When you screen a collection of compounds against a drug target, you have to be ready to deal with the fact that some fraction – and maybe it’s a large fraction – of the hit compounds are not really hits. They’re false positives of one sort or another. All the major techniques for compound screening generate false positives of one sort or another, and if the target you’re screening against has a low intrinsic hit rate, then almost everything on your hit list is probably in that category.
A very common mechanism underlying these is colloidal aggregation. This has only become appreciated relatively recently, thanks largely to the efforts of Brian Shoichet and his group at UCSF. Basically, the problem is that many compounds will start to pile up with each other in solution, not quite to the point of visibly crashing out in a sticky mess at the bottom of the vial, but enough to sequester your protein target. Taking it out of contention like this under the assay conditions will read out as a hit (lower activity!), so aggregators generally are hard to distinguish, in the first pass, from real hits. There are ways around this, the main one being to add some detergent or another to the assay system, after first screening those to see which ones it can stand. A small amount can make aggregates much less likely to form, and often makes a rather long list of supposed hits vanish into the mist. You can also analyze individual compounds by dynamic light scattering under the assay conditions, a more retail approach.

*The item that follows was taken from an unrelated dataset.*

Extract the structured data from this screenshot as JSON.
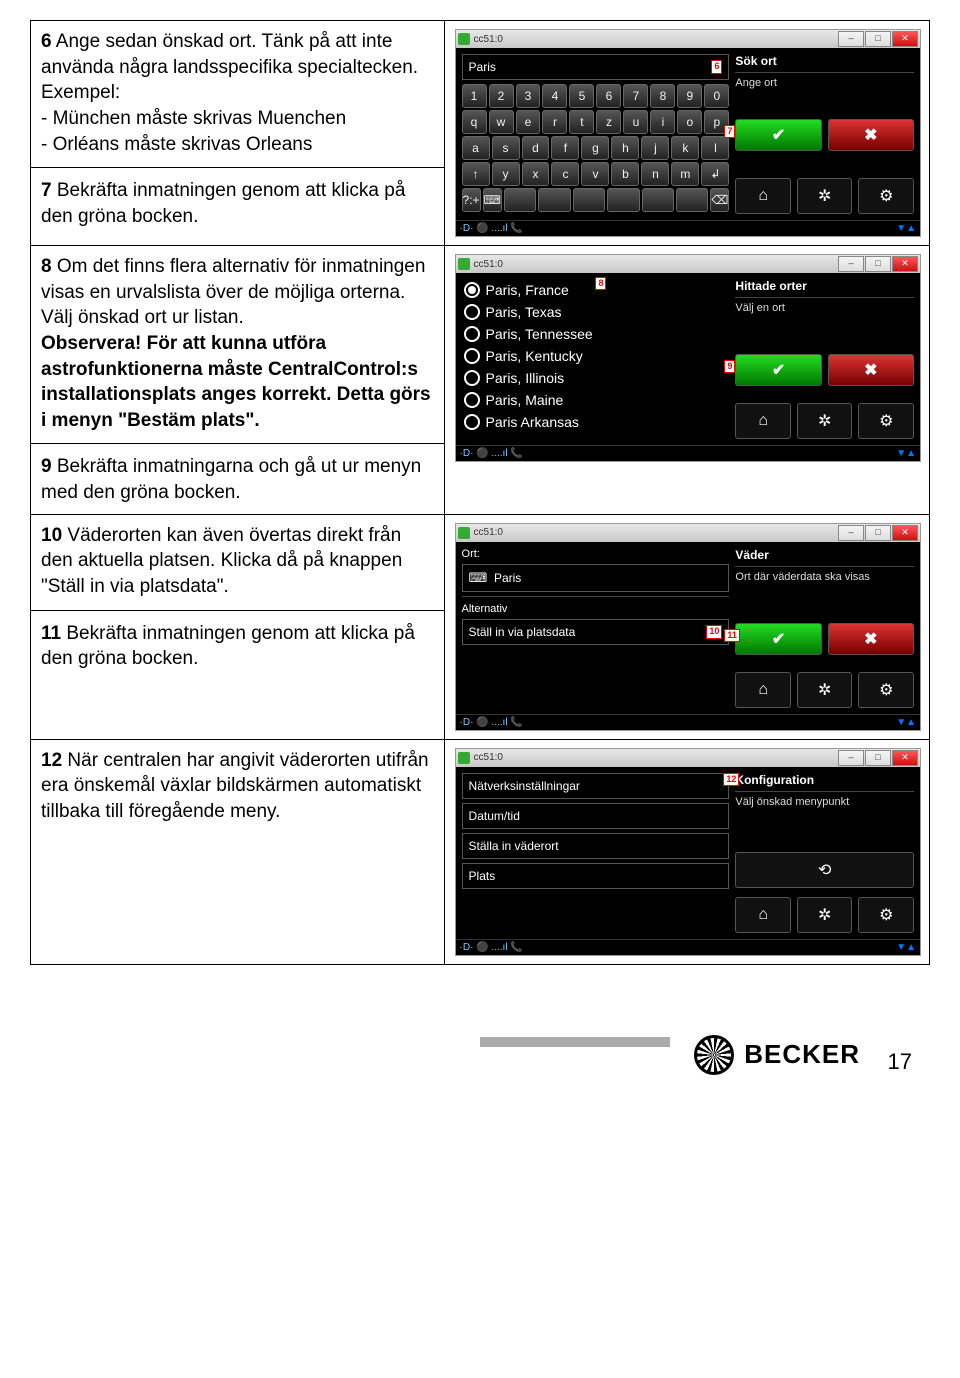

The really annoying things about aggregating compounds are that (1) there’s no good way to predict them up front, and (2) the whole phenomenon varies according to the assay conditions. Something that ferociously aggregates in Buffer A may be just fine in Buffer B. And as you’d imagine, this is all concentration-dependent as well. A great many compounds will start showing this behavior if you push them to high concentrations, which is one of the many reasons that you want to be really careful with data generated under those conditions, but the big question is whether a particular compound is aggregating at the concentrations where it appears to be active. If those ranges overlap, it doesn’t absolutely prove that the compound is a false positive, but you should at least put some sort of asterisk next to it to remind you that it certainly could be an artifact, and to look into it more closely if you really get interested.
There’s a new paper in J. Med. Chem. from Shoichet and colleagues with some interesting data on all this. They’re making an aggregator database freely available, with thousands of compounds in it, and it includes similarity searching. That needs to be used with some caution, because (for the reasons mentioned above) aggregation can be a slippery phenomenon (the paper reviews some of the past attempts to do this sort of thing, which have been of limited usefulness). Testing this tool prospectively against molecules from the literature, followed by experimental verification, showed that it is indeed pointing in the right direction – the higher the Tanimoto similarity to known aggregators, the more likely a compound is to be one itself, although there are always false positives and false negatives. Indeed, just looking at the data they’ve generated will show how difficult the problem is, since there are very similar compounds that display quite different behavior.
So there’s no substitute for experiment. But the broad strokes of the data are hard to argue with:
Comparing ChEMBL Version 17, representing compounds tested in the medicinal chemistry literature, to ZINC, representing simply purchasable molecules, over 7% of compounds in the medicinal chemistry literature are predicted to aggregate and 1% are known to aggregate, while 0.73% of purchasable molecules are predicted to aggregate. This suggests that aggregators are actually being prioritized as ligands in medicinal chemistry.
. . .since 1995 the prevalence of plausible aggregators has grown by more than 8-fold in the medicinal chemistry literature (we cannot exclude the effects of the different types of chemotypes that have been explored, for new targets, since 1995, in addition to the advent of target-based screening).
I can believe that. It wouldn’t surprise me a bit if one of the factors pushing that number up was the rise in metal-catalyzed coupling chemistry during that period, which tends to generate molecules with less-than-ideal solubility. But this analysis raises some interesting questions. One possibility, and it seems to be a likely one, is that the false-positive nature of aggregating compounds causes them to be pursued as leads more often than they should be, enriching them in the med-chem literature. Another one, and it’s not mutually exclusive by any means, is that the sorts of structural features that cause compounds to aggregate may also have some overlap with things that protein binding sites actually select for. If that’s the case, then we really are never going to be able to get away from aggregating compounds, because they’re too much like the things we want to find.
It would be interesting to look at a large set of diverse compounds that don’t seem to aggregate under any common assay conditions, and see what the hit rate is for them over a good list of high-throughput screening campaigns. Comparing that figure to the other compounds directly wouldn’t be right, since the other hit rates are surely inflated by just these sorts of aggregating false positives, but what I’d like to know is the comparison between “real false-positive adjusted hit rates across a number of assays for the whole compound collection” versus “real hit rates across a number of assays for the set of compounds that are least likely to aggregate”. I’d be willing to bet that the latter rate would be noticeably lower, unfortunately, but I’m not volunteering to run this study, either.